India is the third largest among affected countries, with more that 21,000 Internet protocol (IP) addresses infected, according to the DNS Changer Working Group (DCWG)—a group of security firms and other experts, including members from the US National Cyber-Forensics and Training Alliance.
The US has the most number of infected computers at 69,617, followed by Italy with 26,494 infected systems. Domain Name System (DNS) settings convert domain names (www.xyz.com) into numerical addresses for computers, which talk in ones and zeroes, to understand each other. DNSChanger virus modifies the names, and without DNS and DNS servers operated by Internet service providers (ISPs), computer users will not be able to use the Internet. DNS servers are computer switchboards that direct Web traffic.

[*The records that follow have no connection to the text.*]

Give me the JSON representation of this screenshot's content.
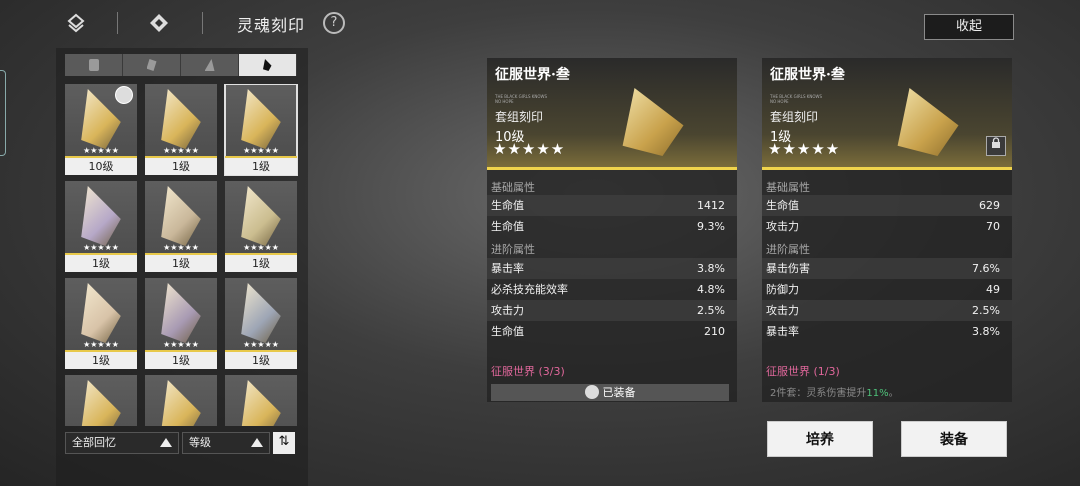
{
  "topbar": {
    "title": "灵魂刻印",
    "help": "?",
    "collapse": "收起"
  },
  "filters": [
    "all-shape",
    "shape-1",
    "shape-2",
    "shape-3"
  ],
  "grid": [
    {
      "level": "10级",
      "stars": "★★★★★",
      "color": "#d9b55a",
      "avatar": true,
      "selected": false
    },
    {
      "level": "1级",
      "stars": "★★★★★",
      "color": "#d9b55a",
      "avatar": false,
      "selected": false
    },
    {
      "level": "1级",
      "stars": "★★★★★",
      "color": "#d9b55a",
      "avatar": false,
      "selected": true
    },
    {
      "level": "1级",
      "stars": "★★★★★",
      "color": "#b6a8c8",
      "avatar": false,
      "selected": false
    },
    {
      "level": "1级",
      "stars": "★★★★★",
      "color": "#c9b79a",
      "avatar": false,
      "selected": false
    },
    {
      "level": "1级",
      "stars": "★★★★★",
      "color": "#cbbd8f",
      "avatar": false,
      "selected": false
    },
    {
      "level": "1级",
      "stars": "★★★★★",
      "color": "#d8c3a8",
      "avatar": false,
      "selected": false
    },
    {
      "level": "1级",
      "stars": "★★★★★",
      "color": "#a89ab3",
      "avatar": false,
      "selected": false
    },
    {
      "level": "1级",
      "stars": "★★★★★",
      "color": "#9da5b5",
      "avatar": false,
      "selected": false
    },
    {
      "level": "",
      "stars": "",
      "color": "#d9b55a",
      "avatar": false,
      "selected": false
    },
    {
      "level": "",
      "stars": "",
      "color": "#d9b55a",
      "avatar": false,
      "selected": false
    },
    {
      "level": "",
      "stars": "",
      "color": "#d9b55a",
      "avatar": false,
      "selected": false
    }
  ],
  "sort": {
    "filter": "全部回忆",
    "order": "等级",
    "toggle": "⇅"
  },
  "left_card": {
    "name": "征服世界·叁",
    "tiny": "THE BLACK GIRLS KNOWS\nNO HOPE",
    "type": "套组刻印",
    "level": "10级",
    "stars": "★★★★★",
    "base_label": "基础属性",
    "base": [
      {
        "k": "生命值",
        "v": "1412"
      },
      {
        "k": "生命值",
        "v": "9.3%"
      }
    ],
    "adv_label": "进阶属性",
    "adv": [
      {
        "k": "暴击率",
        "v": "3.8%"
      },
      {
        "k": "必杀技充能效率",
        "v": "4.8%"
      },
      {
        "k": "攻击力",
        "v": "2.5%"
      },
      {
        "k": "生命值",
        "v": "210"
      }
    ],
    "set_name": "征服世界 (3/3)",
    "equipped": "已装备"
  },
  "right_card": {
    "name": "征服世界·叁",
    "tiny": "THE BLACK GIRLS KNOWS\nNO HOPE",
    "type": "套组刻印",
    "level": "1级",
    "stars": "★★★★★",
    "lock": "🔒",
    "base_label": "基础属性",
    "base": [
      {
        "k": "生命值",
        "v": "629"
      },
      {
        "k": "攻击力",
        "v": "70"
      }
    ],
    "adv_label": "进阶属性",
    "adv": [
      {
        "k": "暴击伤害",
        "v": "7.6%"
      },
      {
        "k": "防御力",
        "v": "49"
      },
      {
        "k": "攻击力",
        "v": "2.5%"
      },
      {
        "k": "暴击率",
        "v": "3.8%"
      }
    ],
    "set_name": "征服世界 (1/3)",
    "set_desc_prefix": "2件套：灵系伤害提升",
    "set_desc_value": "11%",
    "set_desc_suffix": "。"
  },
  "buttons": {
    "cultivate": "培养",
    "equip": "装备"
  }
}
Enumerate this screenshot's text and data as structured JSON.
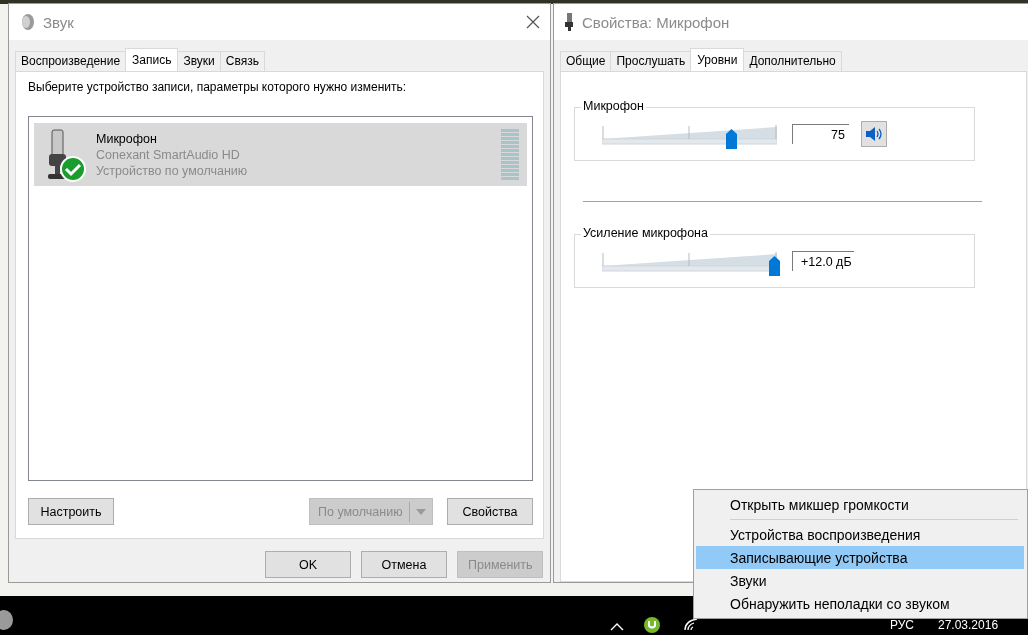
{
  "sound_window": {
    "title": "Звук",
    "tabs": [
      {
        "label": "Воспроизведение",
        "selected": false
      },
      {
        "label": "Запись",
        "selected": true
      },
      {
        "label": "Звуки",
        "selected": false
      },
      {
        "label": "Связь",
        "selected": false
      }
    ],
    "instruction": "Выберите устройство записи, параметры которого нужно изменить:",
    "devices": [
      {
        "name": "Микрофон",
        "driver": "Conexant SmartAudio HD",
        "status": "Устройство по умолчанию",
        "selected": true,
        "default": true
      }
    ],
    "buttons": [
      {
        "label": "Настроить",
        "kind": "button",
        "disabled": false
      },
      {
        "label": "По умолчанию",
        "kind": "split",
        "disabled": true
      },
      {
        "label": "Свойства",
        "kind": "button",
        "disabled": false
      }
    ],
    "dialog_buttons": [
      {
        "label": "OK",
        "disabled": false
      },
      {
        "label": "Отмена",
        "disabled": false
      },
      {
        "label": "Применить",
        "disabled": true
      }
    ]
  },
  "properties_window": {
    "title": "Свойства: Микрофон",
    "tabs": [
      {
        "label": "Общие",
        "selected": false
      },
      {
        "label": "Прослушать",
        "selected": false
      },
      {
        "label": "Уровни",
        "selected": true
      },
      {
        "label": "Дополнительно",
        "selected": false
      }
    ],
    "groups": [
      {
        "label": "Микрофон",
        "kind": "volume",
        "level": 0.75,
        "reading": "75"
      },
      {
        "label": "Усиление микрофона",
        "kind": "boost",
        "level": 1,
        "reading": "+12.0 дБ"
      }
    ]
  },
  "context_menu": {
    "items": [
      {
        "label": "Открыть микшер громкости",
        "selected": false,
        "separator_after": true
      },
      {
        "label": "Устройства воспроизведения",
        "selected": false,
        "separator_after": false
      },
      {
        "label": "Записывающие устройства",
        "selected": true,
        "separator_after": false
      },
      {
        "label": "Звуки",
        "selected": false,
        "separator_after": false
      },
      {
        "label": "Обнаружить неполадки со звуком",
        "selected": false,
        "separator_after": false
      }
    ]
  },
  "taskbar": {
    "language": "РУС",
    "date": "27.03.2016"
  }
}
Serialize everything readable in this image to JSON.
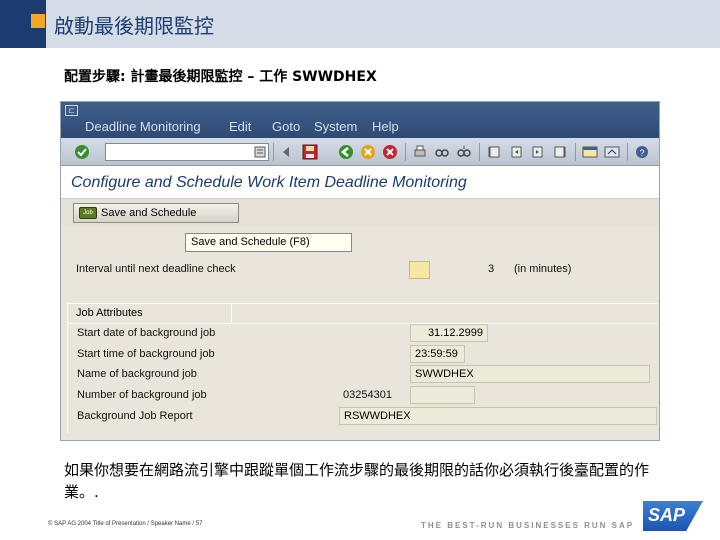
{
  "slide": {
    "title": "啟動最後期限監控",
    "subtitle": "配置步驟: 計畫最後期限監控 – 工作 SWWDHEX",
    "body": "如果你想要在網路流引擎中跟蹤單個工作流步驟的最後期限的話你必須執行後臺配置的作業。.",
    "footer": "SAP AG 2004 Title of Presentation / Speaker Name / 57",
    "tagline": "THE BEST-RUN BUSINESSES RUN SAP",
    "logo_text": "SAP",
    "accent_color": "#f5a623",
    "header_color": "#1c3b6e"
  },
  "sap": {
    "menu": [
      "Deadline Monitoring",
      "Edit",
      "Goto",
      "System",
      "Help"
    ],
    "screen_title": "Configure and Schedule Work Item Deadline Monitoring",
    "app_button": "Save and Schedule",
    "app_button_icon": "Job",
    "tooltip": "Save and Schedule  (F8)",
    "interval_label": "Interval until next deadline check",
    "interval_value": "3",
    "interval_unit": "(in minutes)",
    "group_title": "Job Attributes",
    "fields": [
      {
        "label": "Start date of background job",
        "value": "31.12.2999"
      },
      {
        "label": "Start time of background job",
        "value": "23:59:59"
      },
      {
        "label": "Name of background job",
        "value": "SWWDHEX"
      },
      {
        "label": "Number of background job",
        "value": "03254301"
      },
      {
        "label": "Background Job Report",
        "value": "RSWWDHEX"
      }
    ]
  }
}
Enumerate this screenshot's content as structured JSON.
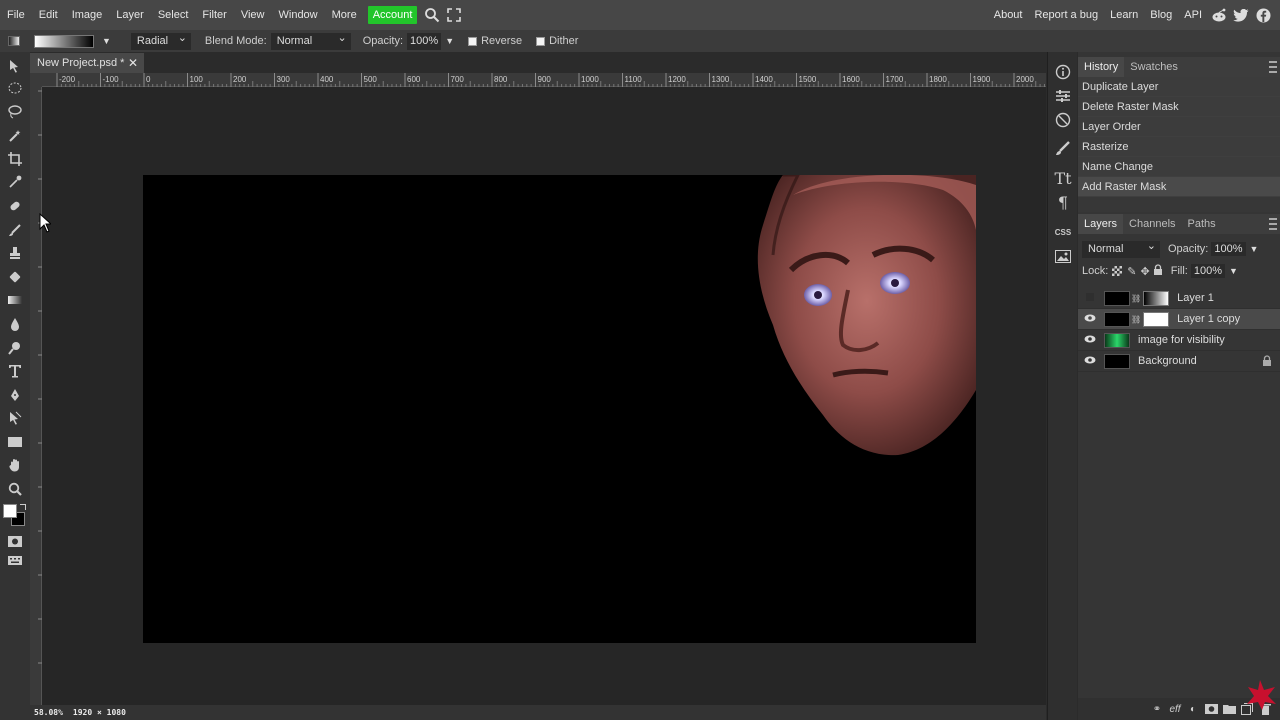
{
  "menubar": {
    "items": [
      "File",
      "Edit",
      "Image",
      "Layer",
      "Select",
      "Filter",
      "View",
      "Window",
      "More"
    ],
    "account": "Account",
    "right_links": [
      "About",
      "Report a bug",
      "Learn",
      "Blog",
      "API"
    ],
    "social_icons": [
      "reddit-icon",
      "twitter-icon",
      "facebook-icon"
    ],
    "accent_green": "#22c52b"
  },
  "options": {
    "gradient_type": "Radial",
    "blend_mode_label": "Blend Mode:",
    "blend_mode_value": "Normal",
    "opacity_label": "Opacity:",
    "opacity_value": "100%",
    "reverse_label": "Reverse",
    "dither_label": "Dither"
  },
  "document": {
    "tab_name": "New Project.psd *",
    "zoom": "58.08%",
    "size": "1920 × 1080"
  },
  "ruler": {
    "labels": [
      "-200",
      "-100",
      "0",
      "100",
      "200",
      "300",
      "400",
      "500",
      "600",
      "700",
      "800",
      "900",
      "1000",
      "1100",
      "1200",
      "1300",
      "1400",
      "1500",
      "1600",
      "1700",
      "1800",
      "1900",
      "2000"
    ]
  },
  "history": {
    "tabs": [
      "History",
      "Swatches"
    ],
    "items": [
      "Duplicate Layer",
      "Delete Raster Mask",
      "Layer Order",
      "Rasterize",
      "Name Change",
      "Add Raster Mask"
    ]
  },
  "layers": {
    "tabs": [
      "Layers",
      "Channels",
      "Paths"
    ],
    "blend_mode": "Normal",
    "opacity_label": "Opacity:",
    "opacity_value": "100%",
    "lock_label": "Lock:",
    "fill_label": "Fill:",
    "fill_value": "100%",
    "items": [
      {
        "name": "Layer 1",
        "visible": false
      },
      {
        "name": "Layer 1 copy",
        "visible": true
      },
      {
        "name": "image for visibility",
        "visible": true
      },
      {
        "name": "Background",
        "visible": true,
        "locked": true
      }
    ]
  },
  "side_icons": [
    "info-icon",
    "adjustments-icon",
    "navigator-icon",
    "brush-settings-icon",
    "character-icon",
    "paragraph-icon",
    "css-icon",
    "image-icon"
  ],
  "side_css_label": "CSS"
}
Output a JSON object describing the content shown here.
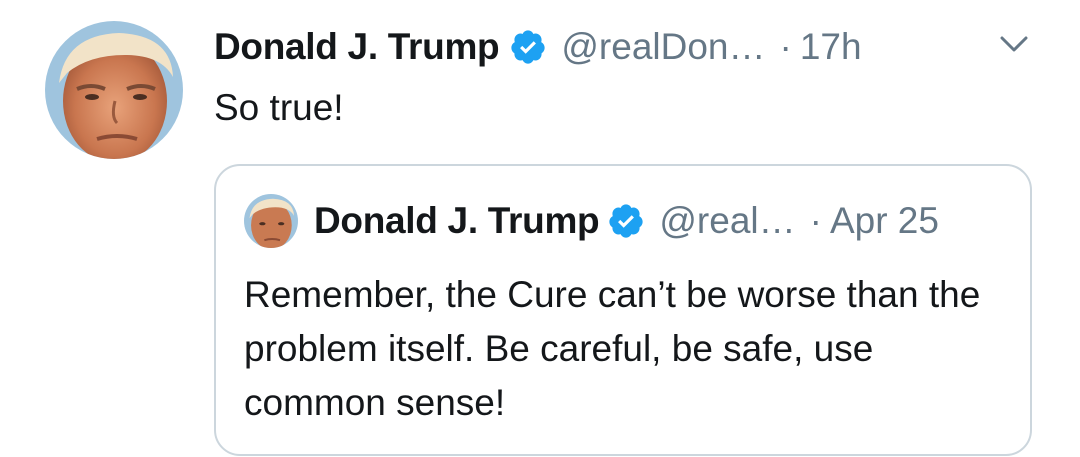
{
  "tweet": {
    "author_name": "Donald J. Trump",
    "handle": "@realDon…",
    "separator": "·",
    "time": "17h",
    "text": "So true!",
    "menu_icon": "chevron-down-icon",
    "verified_icon": "verified-badge-icon"
  },
  "quoted_tweet": {
    "author_name": "Donald J. Trump",
    "handle": "@real…",
    "separator": "·",
    "time": "Apr 25",
    "text": "Remember, the Cure can’t be worse than the problem itself. Be careful, be safe, use common sense!"
  },
  "colors": {
    "verified_blue": "#1da1f2",
    "text_primary": "#14171a",
    "text_secondary": "#657786",
    "border": "#ccd6dd"
  }
}
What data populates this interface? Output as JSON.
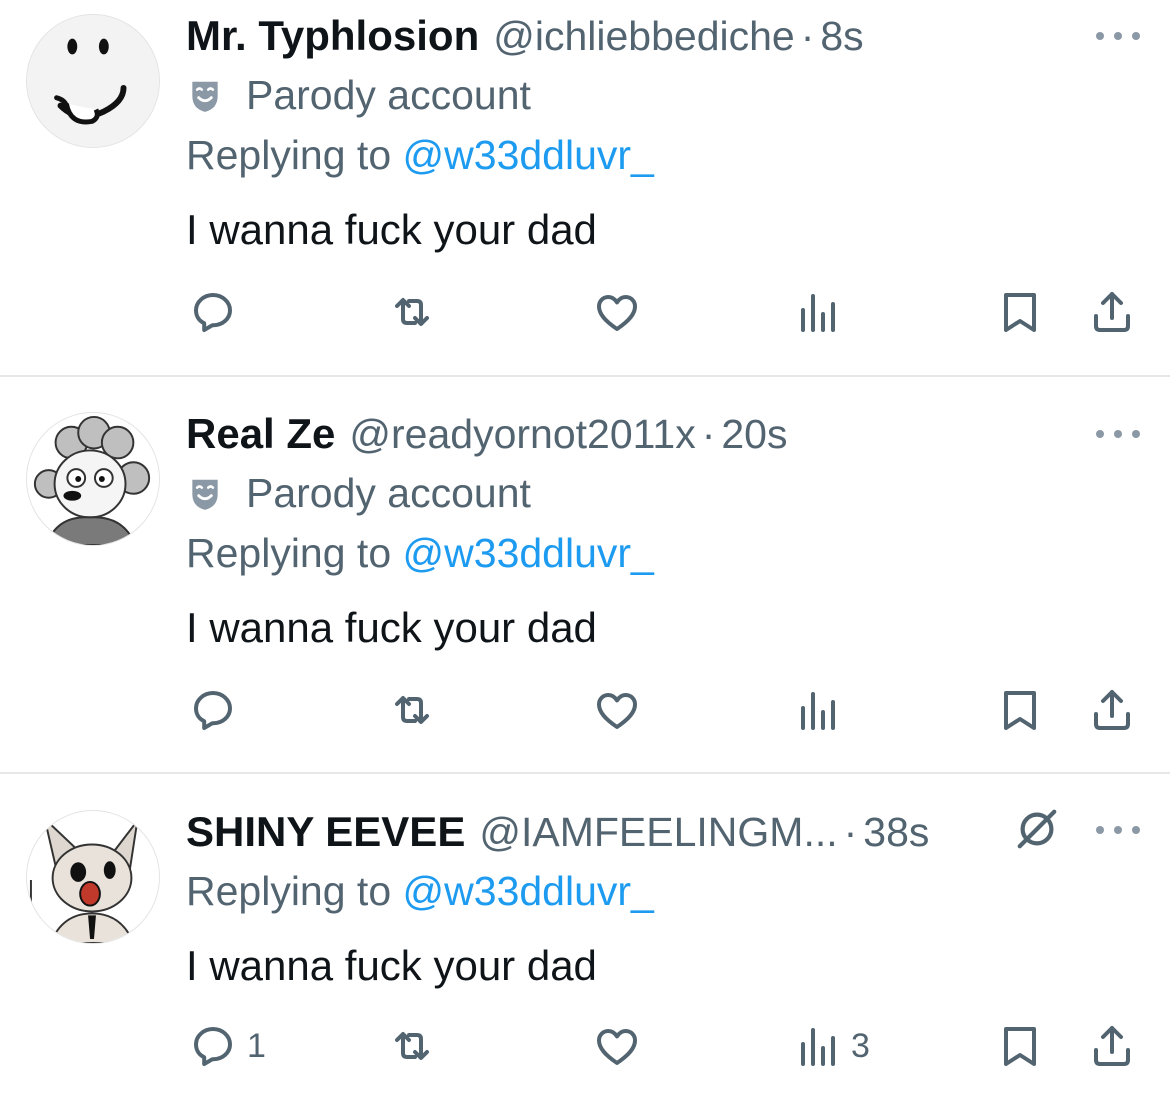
{
  "tweets": [
    {
      "name": "Mr. Typhlosion",
      "handle": "@ichliebbediche",
      "dot": "·",
      "time": "8s",
      "parody_label": "Parody account",
      "replying_prefix": "Replying to",
      "replying_to": "@w33ddluvr_",
      "text": "I wanna fuck your dad",
      "reply_count": "",
      "views_count": ""
    },
    {
      "name": "Real Ze",
      "handle": "@readyornot2011x",
      "dot": "·",
      "time": "20s",
      "parody_label": "Parody account",
      "replying_prefix": "Replying to",
      "replying_to": "@w33ddluvr_",
      "text": "I wanna fuck your dad",
      "reply_count": "",
      "views_count": ""
    },
    {
      "name": "SHINY EEVEE",
      "handle": "@IAMFEELINGM...",
      "dot": "·",
      "time": "38s",
      "replying_prefix": "Replying to",
      "replying_to": "@w33ddluvr_",
      "text": "I wanna fuck your dad",
      "reply_count": "1",
      "views_count": "3"
    }
  ],
  "colors": {
    "text": "#0f1419",
    "secondary": "#536471",
    "link": "#1d9bf0",
    "divider": "#e5e7e9"
  },
  "icons": [
    "reply-icon",
    "retweet-icon",
    "like-icon",
    "views-icon",
    "bookmark-icon",
    "share-icon",
    "more-icon",
    "parody-mask-icon",
    "blocked-icon"
  ]
}
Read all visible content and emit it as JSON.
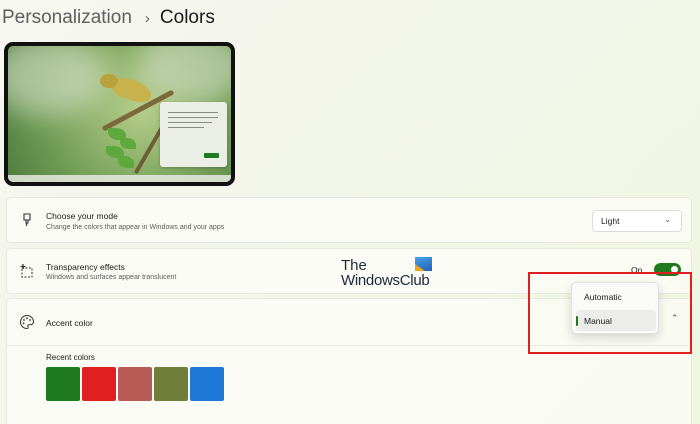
{
  "breadcrumb": {
    "parent": "Personalization",
    "separator": "›",
    "current": "Colors"
  },
  "preview": {
    "description_icon": "wallpaper-preview"
  },
  "mode": {
    "title": "Choose your mode",
    "subtitle": "Change the colors that appear in Windows and your apps",
    "selected": "Light",
    "icon": "brush-icon"
  },
  "transparency": {
    "title": "Transparency effects",
    "subtitle": "Windows and surfaces appear translucent",
    "state_label": "On",
    "enabled": true,
    "icon": "transparency-icon"
  },
  "watermark": {
    "line1": "The",
    "line2": "WindowsClub"
  },
  "accent": {
    "title": "Accent color",
    "icon": "palette-icon",
    "recent_label": "Recent colors",
    "recent_colors": [
      "#1e7a1e",
      "#e02020",
      "#b85a55",
      "#6f7e3a",
      "#1e78d6"
    ],
    "dropdown_options": [
      "Automatic",
      "Manual"
    ],
    "dropdown_selected": "Manual"
  },
  "colors": {
    "accent": "#1e7a1e",
    "highlight": "#e02020"
  }
}
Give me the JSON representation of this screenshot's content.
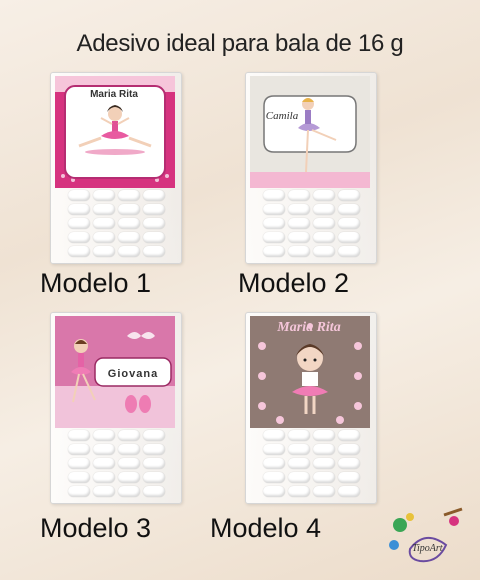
{
  "headline": "Adesivo ideal para bala de 16 g",
  "products": [
    {
      "label_name": "Maria Rita",
      "model_label": "Modelo 1"
    },
    {
      "label_name": "Camila",
      "model_label": "Modelo 2"
    },
    {
      "label_name": "Giovana",
      "model_label": "Modelo 3"
    },
    {
      "label_name": "Maria Rita",
      "model_label": "Modelo 4"
    }
  ],
  "brand": "TipoArt",
  "colors": {
    "pink_dark": "#d6337f",
    "pink_light": "#f4b8d2",
    "lilac": "#b59ad6",
    "taupe": "#8f7a73"
  }
}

“As of now, various unconfirmed reports indicate a few thousand machines have been infected in India due to DNSChanger and its variants,” said Altaf Halde, managing director, Kaspersky Lab, South Asia. “Clean-up is going on, backed by leading industry aggregated members, including ISPs and security firms, and the infection numbers are getting reduced.” The malware and its variants such as Shadowbot have been in existence since 2007. Much of the cleaning up has already taken place and the number of computers infected has dropped. Security firm RSA, a division of EMC Corp., said on 7 July the Internet shutdown will only impact a small percentage of the world’s actual Internet user population since many took preemptive action in the March-July period. “We have no update at this point of time,” said an RSA spokesperson.